The mother of a murdered Saskatoon woman testified at the national inquiry into missing and murdered Indigenous women and girls Thursday she’d like to see better access to interpreters.

“Without an interpreter, communication was difficult,” Carol Wolfe, who is deaf, told the inquiry via an interpreter. “I felt unheard and dismissed simply because they chose not to hear me.”

Her daughter, Karina Wolfe, disappeared in Saskatoon on July 2, 2010. About two weeks after the 20-year-old went missing, her mother went to the Saskatoon police station.

Wolfe told the inquiry she brought an image of her daughter and a note explaining she couldn’t find her to the station.

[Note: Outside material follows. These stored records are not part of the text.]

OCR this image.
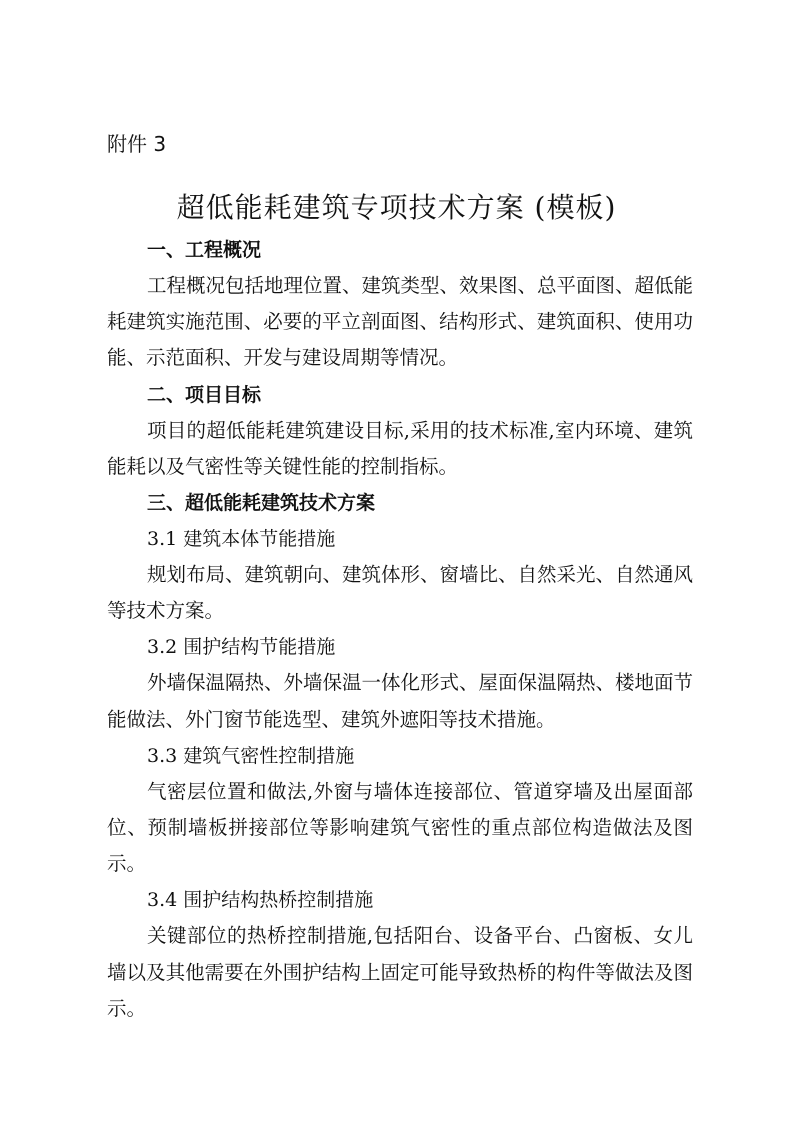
附件 3
超低能耗建筑专项技术方案 (模板)
一、工程概况
工程概况包括地理位置、建筑类型、效果图、总平面图、超低能耗建筑实施范围、必要的平立剖面图、结构形式、建筑面积、使用功能、示范面积、开发与建设周期等情况。
二、项目目标
项目的超低能耗建筑建设目标,采用的技术标准,室内环境、建筑能耗以及气密性等关键性能的控制指标。
三、超低能耗建筑技术方案
3.1 建筑本体节能措施
规划布局、建筑朝向、建筑体形、窗墙比、自然采光、自然通风等技术方案。
3.2 围护结构节能措施
外墙保温隔热、外墙保温一体化形式、屋面保温隔热、楼地面节能做法、外门窗节能选型、建筑外遮阳等技术措施。
3.3 建筑气密性控制措施
气密层位置和做法,外窗与墙体连接部位、管道穿墙及出屋面部位、预制墙板拼接部位等影响建筑气密性的重点部位构造做法及图示。
3.4 围护结构热桥控制措施
关键部位的热桥控制措施,包括阳台、设备平台、凸窗板、女儿墙以及其他需要在外围护结构上固定可能导致热桥的构件等做法及图示。
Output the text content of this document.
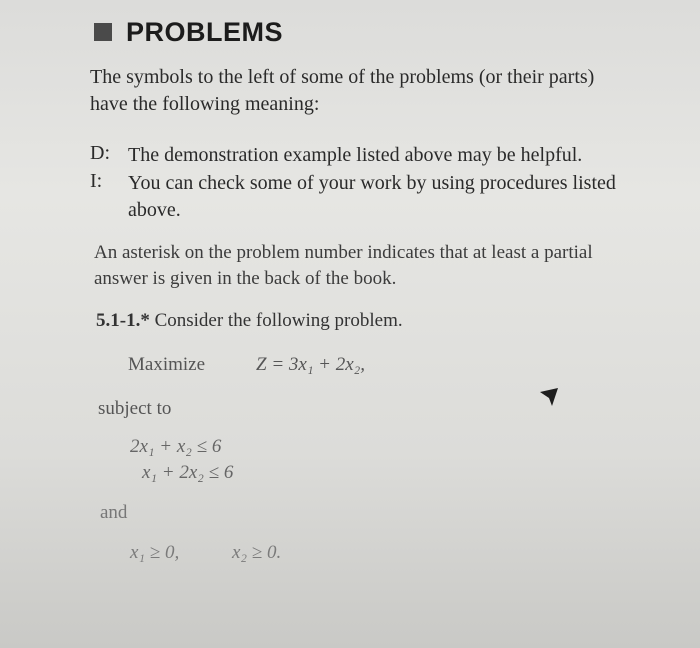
PROBLEMS
The symbols to the left of some of the problems (or their parts)
have the following meaning:
D: The demonstration example listed above may be helpful.
I: You can check some of your work by using procedures listed
above.
An asterisk on the problem number indicates that at least a partial
answer is given in the back of the book.
5.1-1.* Consider the following problem.
Maximize	Z = 3x₁ + 2x₂,
subject to
2x₁ + x₂ ≤ 6
x₁ + 2x₂ ≤ 6
and
x₁ ≥ 0,	x₂ ≥ 0.
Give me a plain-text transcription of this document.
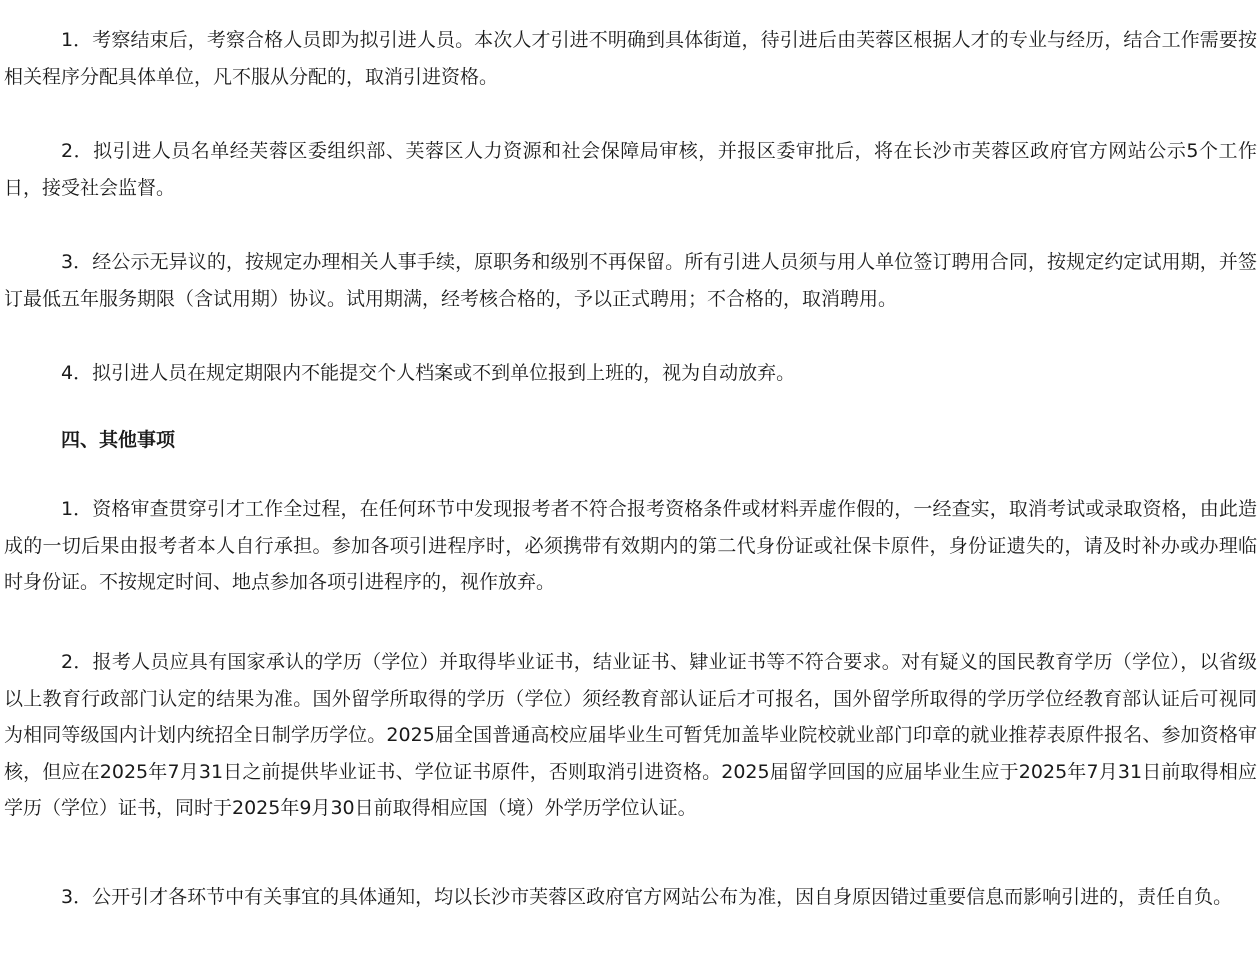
1．考察结束后，考察合格人员即为拟引进人员。本次人才引进不明确到具体街道，待引进后由芙蓉区根据人才的专业与经历，结合工作需要按相关程序分配具体单位，凡不服从分配的，取消引进资格。

2．拟引进人员名单经芙蓉区委组织部、芙蓉区人力资源和社会保障局审核，并报区委审批后，将在长沙市芙蓉区政府官方网站公示5个工作日，接受社会监督。

3．经公示无异议的，按规定办理相关人事手续，原职务和级别不再保留。所有引进人员须与用人单位签订聘用合同，按规定约定试用期，并签订最低五年服务期限（含试用期）协议。试用期满，经考核合格的，予以正式聘用；不合格的，取消聘用。

4．拟引进人员在规定期限内不能提交个人档案或不到单位报到上班的，视为自动放弃。

四、其他事项

1．资格审查贯穿引才工作全过程，在任何环节中发现报考者不符合报考资格条件或材料弄虚作假的，一经查实，取消考试或录取资格，由此造成的一切后果由报考者本人自行承担。参加各项引进程序时，必须携带有效期内的第二代身份证或社保卡原件，身份证遗失的，请及时补办或办理临时身份证。不按规定时间、地点参加各项引进程序的，视作放弃。

2．报考人员应具有国家承认的学历（学位）并取得毕业证书，结业证书、肄业证书等不符合要求。对有疑义的国民教育学历（学位），以省级以上教育行政部门认定的结果为准。国外留学所取得的学历（学位）须经教育部认证后才可报名，国外留学所取得的学历学位经教育部认证后可视同为相同等级国内计划内统招全日制学历学位。2025届全国普通高校应届毕业生可暂凭加盖毕业院校就业部门印章的就业推荐表原件报名、参加资格审核，但应在2025年7月31日之前提供毕业证书、学位证书原件，否则取消引进资格。2025届留学回国的应届毕业生应于2025年7月31日前取得相应学历（学位）证书，同时于2025年9月30日前取得相应国（境）外学历学位认证。

3．公开引才各环节中有关事宜的具体通知，均以长沙市芙蓉区政府官方网站公布为准，因自身原因错过重要信息而影响引进的，责任自负。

“He just looked and acted like it was not important. He ignored me. I was so angry as he was not helping me, I banged my hand hard on the counter. That is when he looked at me and handed me a witness statement,” Wolfe said.

After she filled out the statement, she said she was still unaware of what was happening with her daughter’s case.

“All I wanted and needed was to be notified that, yes, they have my report and, yes, they are looking for my only daughter,” Wolfe said.

Karina’s body was found in a ditch by the Saskatoon airport five years after she disappeared. Jerry Constant turned himself in to police and told officers where the body was located. He was eventually handed a life sentence.

Throughout the search, Wolfe’s liaison officer, Dorthea Swiftwolfe, was by her side.

Wolfe and Swiftwolfe’s communication was initially through writing, but eventually Swiftwolfe learned some sign language.

“Without Saskatoon Deaf and Hard of Hearing Services, Carol being able to teach me sign language, to the extent I do know, we would have never gotten as far as we did,” Swiftwolfe told the national inquiry.

Swiftwolfe recommended that more services, like psychologists who can sign, also be available.

The MMIWG national inquiry is set to hear more stories, like Karina’s, in its next location in Maliotenam, Quebec.